Paola Zaninotto, Giorgio Di Gessa, Andrea Aparicio-Castro and Meredith Martyn

This online course gives you an overview of commonly used regression methods to examine the relationship between an outcome of interest and an explanatory variable. You will be introduced to classical linear regression and generalised linear models (e.g. logistic, Poisson, ordinal/multinomial models) depending on the distribution of the outcome. The course covers the basic concept, formulation, interpretation, and validation of the models. Real-world data will be used to demonstrate the practical applications of these models.
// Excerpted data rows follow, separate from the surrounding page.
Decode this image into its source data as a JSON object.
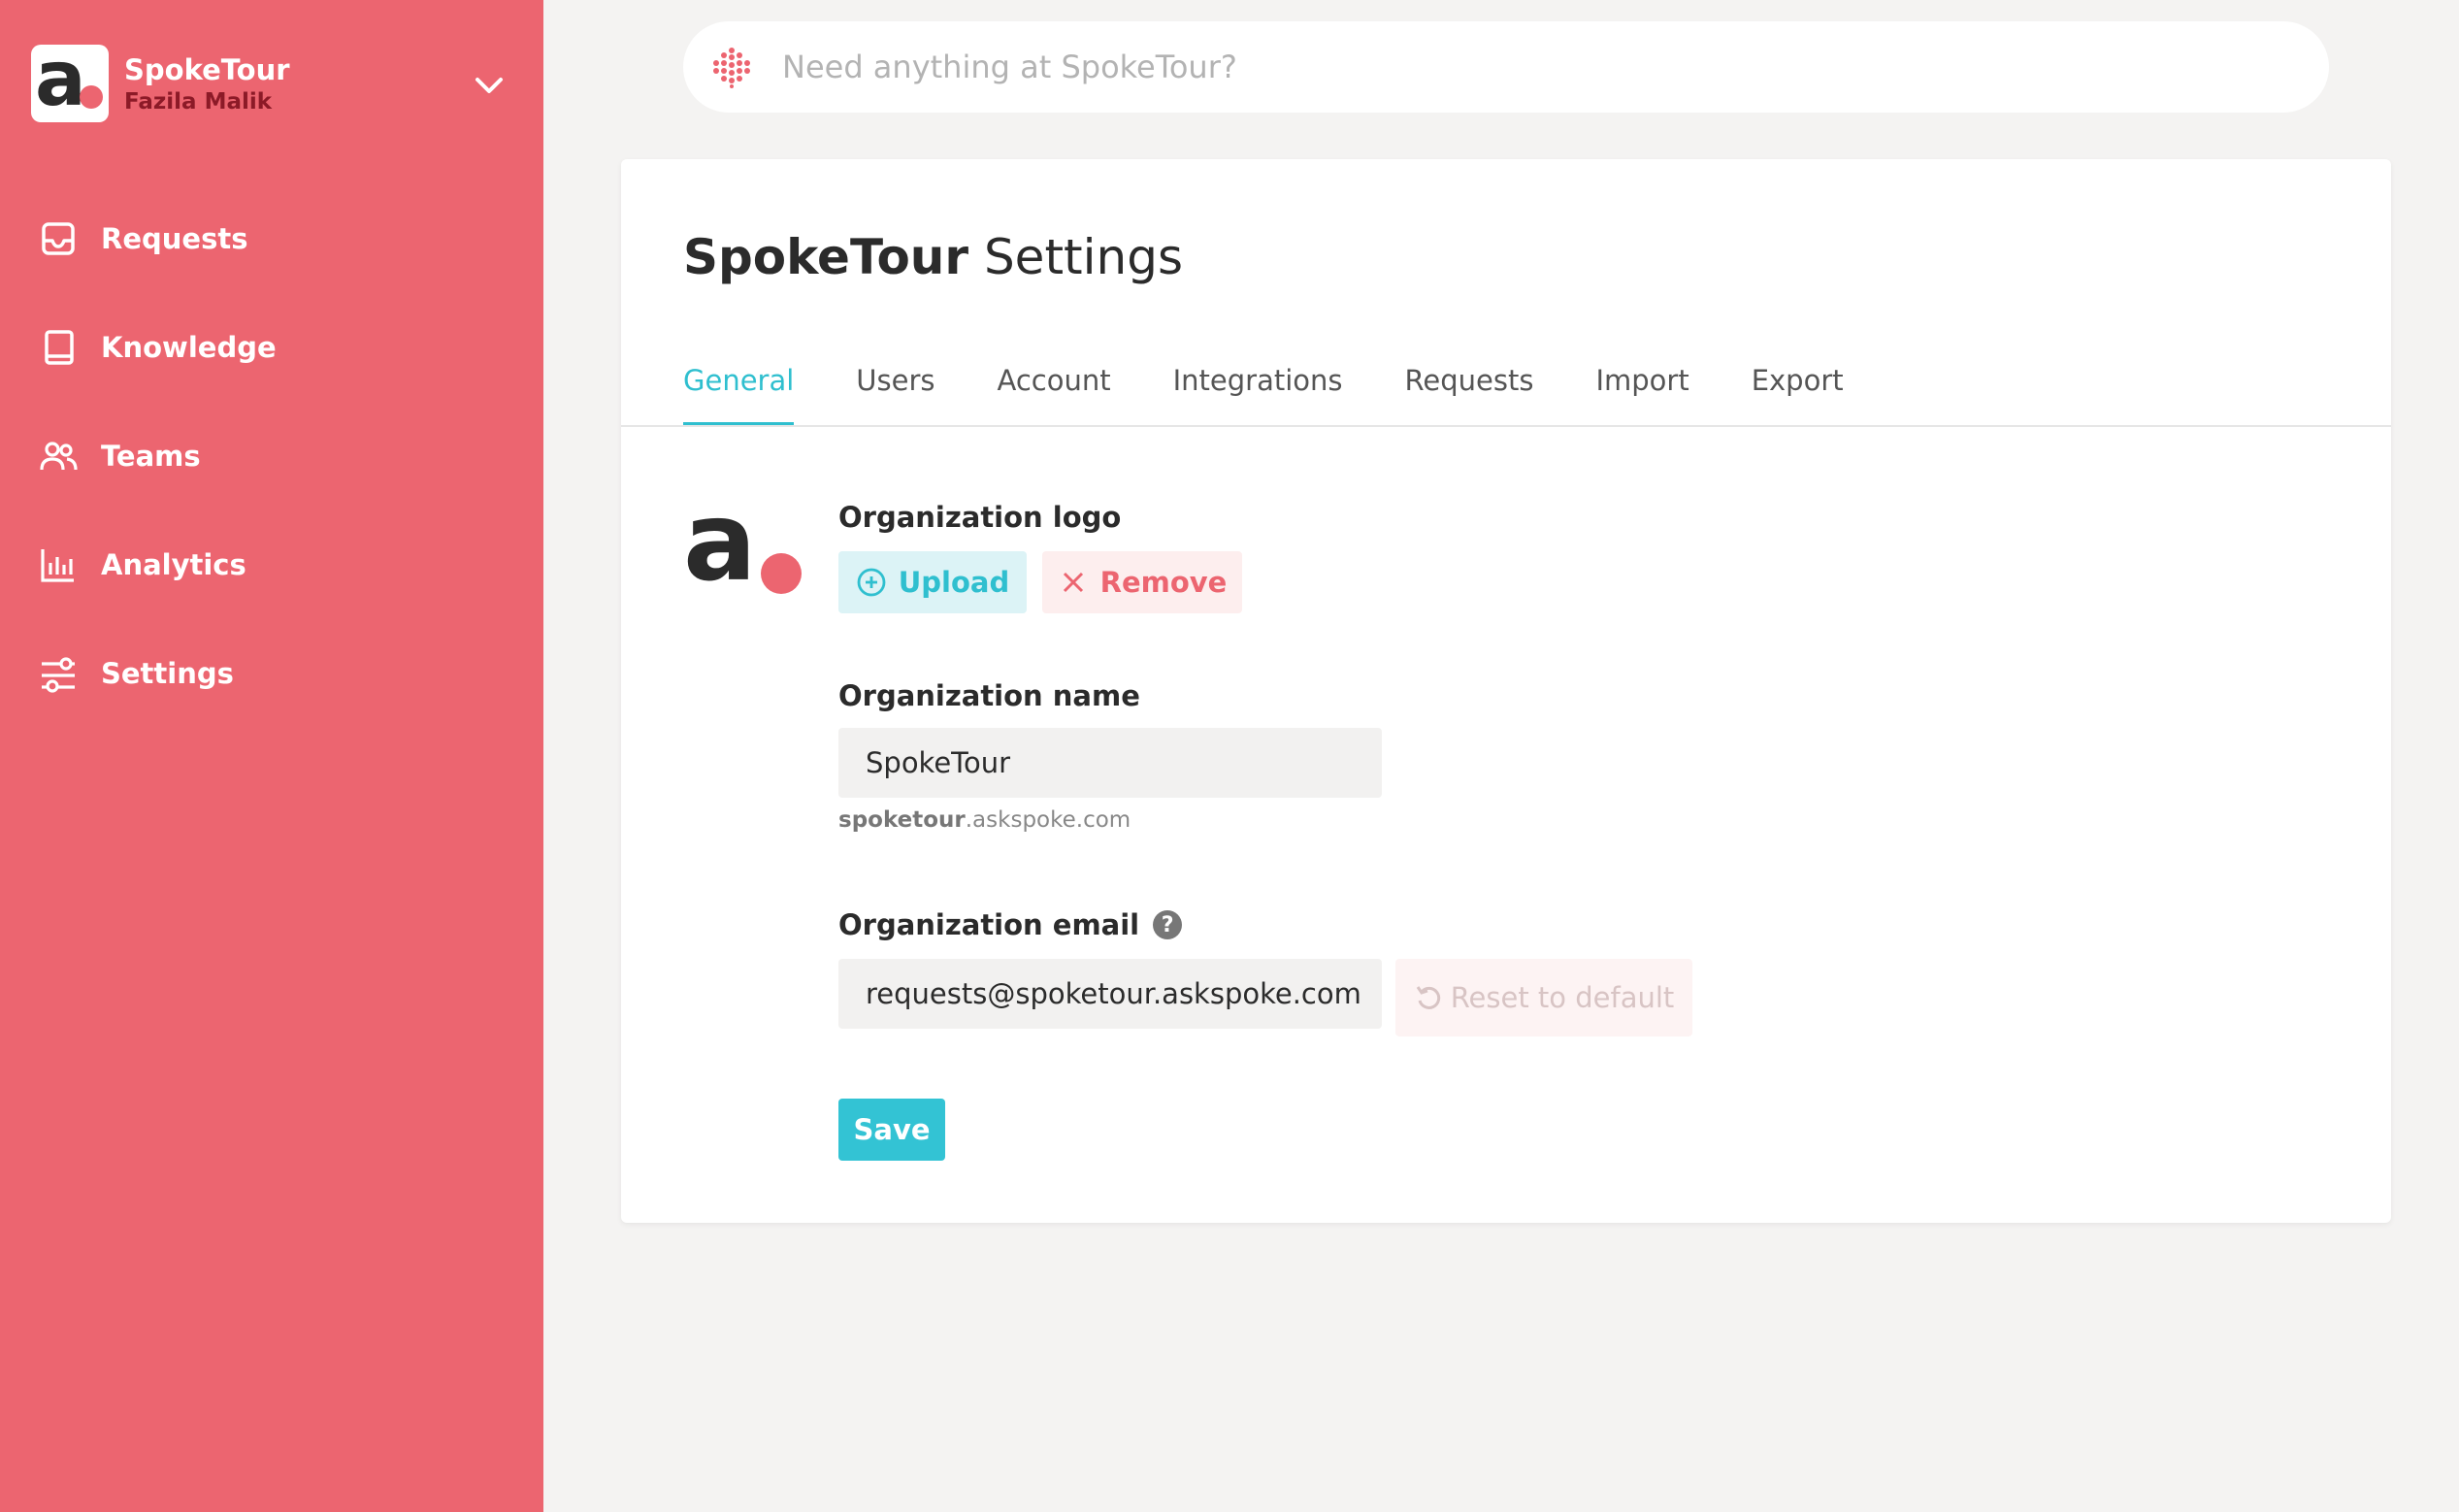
{
  "sidebar": {
    "org_name": "SpokeTour",
    "user_name": "Fazila Malik",
    "logo_letter": "a",
    "items": [
      {
        "label": "Requests",
        "icon": "inbox-icon"
      },
      {
        "label": "Knowledge",
        "icon": "book-icon"
      },
      {
        "label": "Teams",
        "icon": "users-icon"
      },
      {
        "label": "Analytics",
        "icon": "bar-chart-icon"
      },
      {
        "label": "Settings",
        "icon": "sliders-icon"
      }
    ]
  },
  "search": {
    "placeholder": "Need anything at SpokeTour?"
  },
  "settings": {
    "title_brand": "SpokeTour",
    "title_rest": " Settings",
    "tabs": [
      "General",
      "Users",
      "Account",
      "Integrations",
      "Requests",
      "Import",
      "Export"
    ],
    "active_tab": "General",
    "logo_label": "Organization logo",
    "logo_letter": "a",
    "upload_label": "Upload",
    "remove_label": "Remove",
    "name_label": "Organization name",
    "name_value": "SpokeTour",
    "subdomain_prefix": "spoketour",
    "subdomain_suffix": ".askspoke.com",
    "email_label": "Organization email",
    "help_glyph": "?",
    "email_value": "requests@spoketour.askspoke.com",
    "reset_label": "Reset to default",
    "save_label": "Save"
  },
  "colors": {
    "sidebar": "#ec6570",
    "accent": "#33c3d4",
    "danger": "#ec6570",
    "background": "#f4f3f2"
  }
}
  • Selection of models depending on the outcome of interest
  • Understanding the principles and assumptions behind each model
  • Practice regression methods to determine the relationship between an outcome and one or more explanatory variable

By the end of this course you will be able to:

  • Have a basic knowledge and understand different regression models, and when they are applicable for your research question;
  • Specify and perform regression analyses;
  • Propose, select and evaluate models;
  • Recognize confounding in statistical analysis;
  • Interpret and communicate results.

There will be four sessions, each consisting of a pre-recorded lecture (length varies) and a 1.5-hour live computer practical session in R or Stata.

Lecture 1

Linear Regression for continuous outcomes

Lecture 2

Logistic Regression for binary outcomes

Lecture 3

Poisson Regression for count data

Lecture 4

Ordinal/Multinomial Regression for categorical outcomes



Monday 13th February


Lecture 1 followed by

Practical 1 in either Stata or R

Tuesday 14th February


Lecture 2 followed by

Practical 2 in either Stata or R

Wednesday 15th February


Lecture 3 followed by

Practical 3 in either Stata or R

Thursday 16th February


Lecture 4 followed by

Practical 4 in either Stata or R

An understanding of basic statistical concepts (i.e. descriptive statistics mean standard deviation confidence intervals etc), quantitative data structures and types of variables.


This is a UKRI funded project offering rigorous training in longitudinal data science. Please note that this training is NOT available to undergraduate or masters students.